6.7 Truth Assignment Test The material in this section is somewhat confusing to follow, and the Logicola exercises don’t fully explain what you are supposed to do. But if you play around a bit, you can figure out what is going on. Let me try to help with this. First off, this is just another way to test the validity of an argument. In the previous section (6.6), we constructed truth tables to test for validity. The truth table method (for testing validity) is completely clear and always works. But, since it examines every possible assignment of truth values to the atomic components of all the propositions in an argument, it is rather cumbersome and repetitive. The “Truth assignment test” developed in 6.7 takes a little more thinking, but it is considerably shorter. Let me begin by looking at an actual exercise from Logicola:

The idea is to use the workspace on the bottom to determine whether or not the argument is valid. The crucial point to keep in mind here is that in a valid argument, it is impossible for the premises all to be true while the conclusion is false.

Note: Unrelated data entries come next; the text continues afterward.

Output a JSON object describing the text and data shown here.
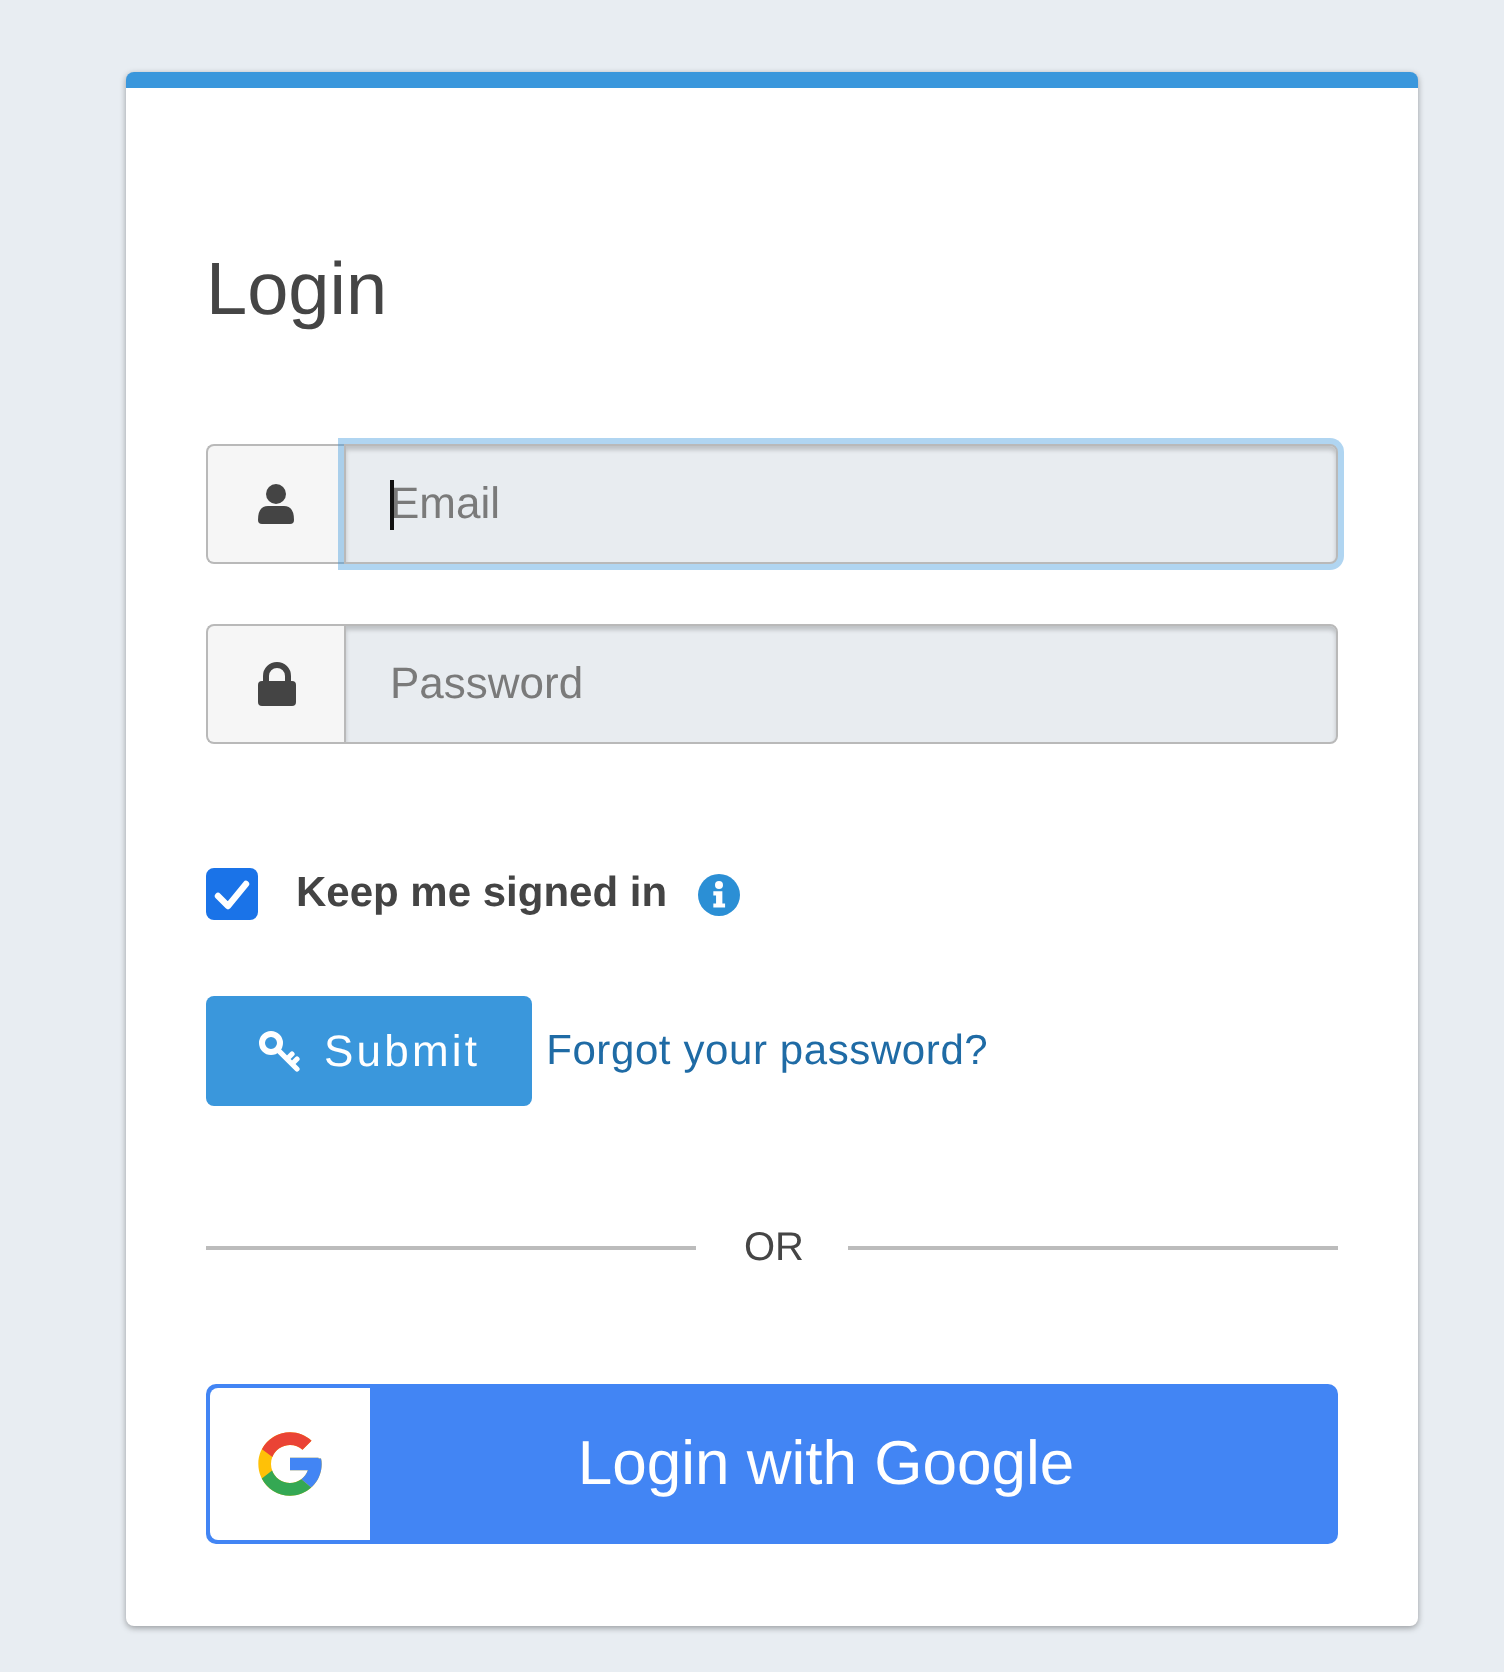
{
  "title": "Login",
  "fields": [
    {
      "kind": "email",
      "placeholder": "Email",
      "focused": true
    },
    {
      "kind": "password",
      "placeholder": "Password",
      "focused": false
    }
  ],
  "remember": {
    "label": "Keep me signed in",
    "checked": true
  },
  "submit": {
    "label": "Submit"
  },
  "forgot_link": "Forgot your password?",
  "divider": "OR",
  "google_button": {
    "label": "Login with Google"
  }
}
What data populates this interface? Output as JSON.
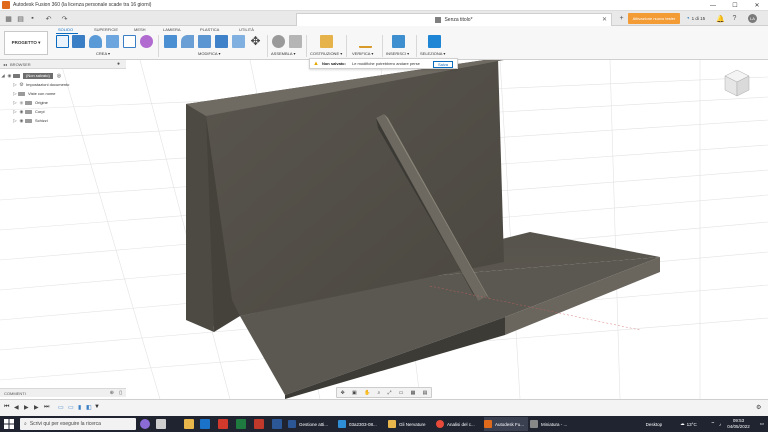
{
  "title_bar": {
    "title": "Autodesk Fusion 360 (la licenza personale scade tra 16 giorni)",
    "minimize": "—",
    "maximize": "☐",
    "close": "✕"
  },
  "tab_bar": {
    "document_title": "Senza titolo*",
    "activate_label": "Attivazione nuovo tester",
    "job_status": "1 di 15"
  },
  "ribbon": {
    "workspace": "PROGETTO ▾",
    "tabs": [
      "SOLIDO",
      "SUPERFICIE",
      "MESH",
      "LAMIERA",
      "PLASTICA",
      "UTILITÀ"
    ],
    "groups": [
      "CREA ▾",
      "MODIFICA ▾",
      "ASSEMBLA ▾",
      "COSTRUZIONE ▾",
      "VERIFICA ▾",
      "INSERISCI ▾",
      "SELEZIONA ▾"
    ]
  },
  "warning": {
    "title": "Non salvato:",
    "message": "Le modifiche potrebbero andare perse",
    "save": "Salva"
  },
  "browser": {
    "header": "BROWSER",
    "root": "(Non salvato)",
    "items": [
      "Impostazioni documento",
      "Viste con nome",
      "Origine",
      "Corpi",
      "Schizzi"
    ]
  },
  "comments": {
    "label": "COMMENTI"
  },
  "taskbar": {
    "search_placeholder": "Scrivi qui per eseguire la ricerca",
    "apps": [
      "Gestione atti...",
      "03a2303-08...",
      "Gli Nervature",
      "Analisi del c...",
      "Autodesk Fu...",
      "Miniatura - ..."
    ],
    "desktop": "Desktop",
    "weather": "13°C",
    "time": "09:53",
    "date": "04/05/2022"
  },
  "colors": {
    "accent": "#0b6bbf",
    "activate": "#f39b34",
    "model_dark": "#4e4b45",
    "model_mid": "#6b675f",
    "model_light": "#7a766d"
  }
}
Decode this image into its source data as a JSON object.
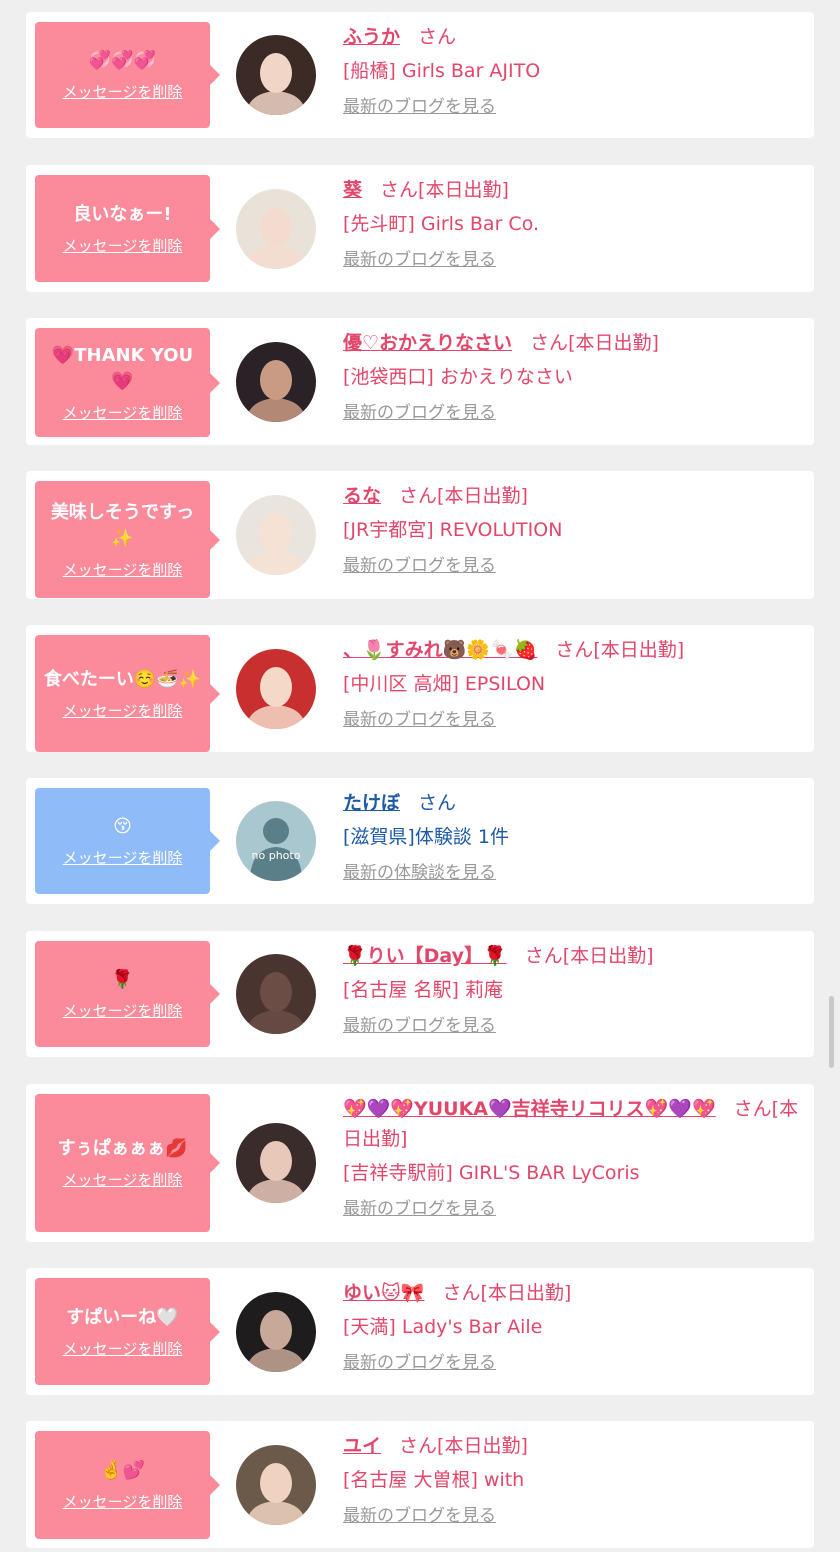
{
  "colors": {
    "pink_bubble": "#fb8a9a",
    "blue_bubble": "#8fbcf8",
    "name_pink": "#e2476b",
    "name_blue": "#1e5aa8",
    "link_gray": "#999999"
  },
  "entries": [
    {
      "gender": "female",
      "message": "💞💞💞",
      "delete_label": "メッセージを削除",
      "name": "ふうか",
      "honorific": "さん",
      "status": "",
      "shop": "[船橋] Girls Bar AJITO",
      "link": "最新のブログを見る",
      "avatar_icon": "profile-photo"
    },
    {
      "gender": "female",
      "message": "良いなぁー!",
      "delete_label": "メッセージを削除",
      "name": "葵",
      "honorific": "さん",
      "status": "[本日出勤]",
      "shop": "[先斗町] Girls Bar Co.",
      "link": "最新のブログを見る",
      "avatar_icon": "profile-photo"
    },
    {
      "gender": "female",
      "message": "💗THANK YOU💗",
      "delete_label": "メッセージを削除",
      "name": "優♡おかえりなさい",
      "honorific": "さん",
      "status": "[本日出勤]",
      "shop": "[池袋西口] おかえりなさい",
      "link": "最新のブログを見る",
      "avatar_icon": "profile-photo"
    },
    {
      "gender": "female",
      "message": "美味しそうですっ✨",
      "delete_label": "メッセージを削除",
      "name": "るな",
      "honorific": "さん",
      "status": "[本日出勤]",
      "shop": "[JR宇都宮] REVOLUTION",
      "link": "最新のブログを見る",
      "avatar_icon": "profile-photo"
    },
    {
      "gender": "female",
      "message": "食べたーい☺️🍜✨",
      "delete_label": "メッセージを削除",
      "name": "、🌷すみれ🐻🌼🍬🍓",
      "honorific": "さん",
      "status": "[本日出勤]",
      "shop": "[中川区 高畑] EPSILON",
      "link": "最新のブログを見る",
      "avatar_icon": "profile-photo"
    },
    {
      "gender": "male",
      "message": "😚",
      "delete_label": "メッセージを削除",
      "name": "たけぼ",
      "honorific": "さん",
      "status": "",
      "shop": "[滋賀県]体験談 1件",
      "link": "最新の体験談を見る",
      "avatar_icon": "no-photo",
      "avatar_text": "no photo"
    },
    {
      "gender": "female",
      "message": "🌹",
      "delete_label": "メッセージを削除",
      "name": "🌹りい【Day】🌹",
      "honorific": "さん",
      "status": "[本日出勤]",
      "shop": "[名古屋 名駅] 莉庵",
      "link": "最新のブログを見る",
      "avatar_icon": "profile-photo"
    },
    {
      "gender": "female",
      "message": "すぅぱぁぁぁ💋",
      "delete_label": "メッセージを削除",
      "name": "💖💜💖YUUKA💜吉祥寺リコリス💖💜💖",
      "honorific": "さん",
      "status": "[本日出勤]",
      "shop": "[吉祥寺駅前] GIRL'S BAR LyCoris",
      "link": "最新のブログを見る",
      "avatar_icon": "profile-photo"
    },
    {
      "gender": "female",
      "message": "すぱいーね🤍",
      "delete_label": "メッセージを削除",
      "name": "ゆい🐱🎀",
      "honorific": "さん",
      "status": "[本日出勤]",
      "shop": "[天満] Lady's Bar Aile",
      "link": "最新のブログを見る",
      "avatar_icon": "profile-photo"
    },
    {
      "gender": "female",
      "message": "🤞💕",
      "delete_label": "メッセージを削除",
      "name": "ユイ",
      "honorific": "さん",
      "status": "[本日出勤]",
      "shop": "[名古屋 大曽根] with",
      "link": "最新のブログを見る",
      "avatar_icon": "profile-photo"
    }
  ]
}
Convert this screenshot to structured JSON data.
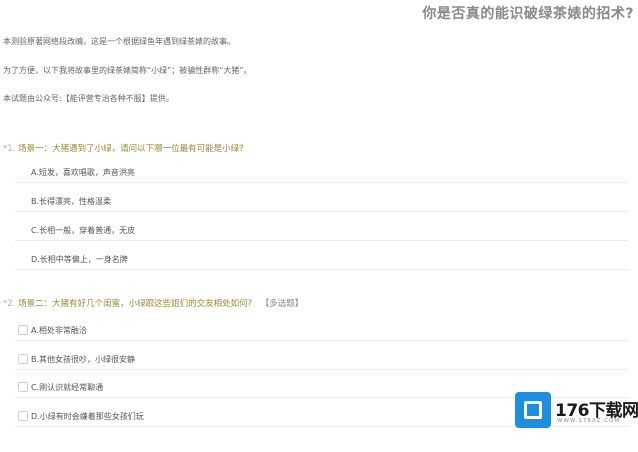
{
  "page": {
    "title": "你是否真的能识破绿茶婊的招术?"
  },
  "intro": [
    "本测验原著网络段改编，这是一个根据绿鱼年遇到绿茶婊的故事。",
    "为了方便，以下我将故事里的绿茶婊简称“小绿”；被骗性群称“大猪”。",
    "本试题由公众号:【能评营专治各种不服】提供。"
  ],
  "questions": [
    {
      "number": "*1.",
      "text": "场景一：大猪遇到了小绿，请问以下哪一位最有可能是小绿?",
      "tag": "",
      "options": [
        "A.短发，喜欢唱歌，声音洪亮",
        "B.长得漂亮，性格温柔",
        "C.长相一般，穿着普通，无皮",
        "D.长相中等偏上，一身名牌"
      ]
    },
    {
      "number": "*2.",
      "text": "场景二：大猪有好几个闺蜜，小绿跟这些姐们的交友相处如何?",
      "tag": "【多选题】",
      "options": [
        "A.相处非常融洽",
        "B.其他女孩很吵，小绿很安静",
        "C.刚认识就经常聊通",
        "D.小绿有时会嫌着那些女孩们玩"
      ]
    }
  ],
  "watermark": {
    "brand": "176下载网",
    "url": "WWW.176XZ.COM"
  },
  "colors": {
    "question_accent": "#9a8a38",
    "watermark_blue": "#1e8fe0"
  }
}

Alternately put, if it is possible for the premises all to be true with the conclusion false, then we know that the argument is invalid. So what we are trying to do in the bottom workspace is to create an assignment of truth values to the atomic components of the arguments that makes the premises true and the conclusion false. If we can do this, then the argument is invalid. If we can’t, the

argument is valid. It is crucial to keep this mind at all times, or you can forget what you are trying to do in the workspace. Look at the argument: (~P ⊃ ~C) P ∴C So, what we are trying to determine is whether or not it is possible for the premises to be true and the conclusion false. So, let’s assume this is so. That is, we assume that (~P ⊃ ~C), and P are true and that C is false, i.e., that P=1 and C=0. (Our goal will be to see if the first premise, (~P ⊃ ~C), comes out true on this assignment.) Let’s plug those values in on the bottom. Hit the tab key (or click inside the box) to enter the workspace. What I do at this point is simply replace all the instances of the atomic components with the truth values that we get by assuming the premises are true and the conclusion false. That is, in this case, I replace all instances of “P” with “1” and all instances of “C” with “0.” I begin by highlighting (“selecting”) an occurrence, say, of “P.” Thus:

And then I type in “1” in its place. Thus:

Then I do the same for “C.” (Remember, since I am assuming that the conclusion, C, is false, I will enter “0” for each occurrence of “C.” Thus:

Now, I can continue the process in the attempt to see if the first premise comes out true. (Remember, if it does, then I have found an assignment of truth values that makes the premises true and the conclusion false. So, if the first premise is true on this assignment, the argument is invalid.) Again, I highlight “~1” and replace it with “0,” and highlight “~0” and replace it with “1.” This gives me:

So, we know that on this assignment of truth values to the atomic components of the argument, the first premise is a conditional with a false antecedent and a true consequent. But we know that a conditional with a false antecedent and a true consequent is true, so this assignment of truth values to the atomic components of this argument makes all the premises true, and the conclusion false. So, this argument is invalid. I then select “Invalid,” on top, and get confirmation that my answer is correct:

I think this is a very helpful exercise simply because it is so easy to get confused along the way and forget what I am trying to show. (I made many mistakes the first time around in doing these exercises. You probably will too.) But the whole point is that if I can find an assignment of truth values to the atomic components that makes the premises true and the conclusion false, then I know the argument is invalid. (It is valid otherwise.) So, we are simply assuming the argument is invalid, and seeing if there is a possible truth value assignment that does this. Try some. They require thinking!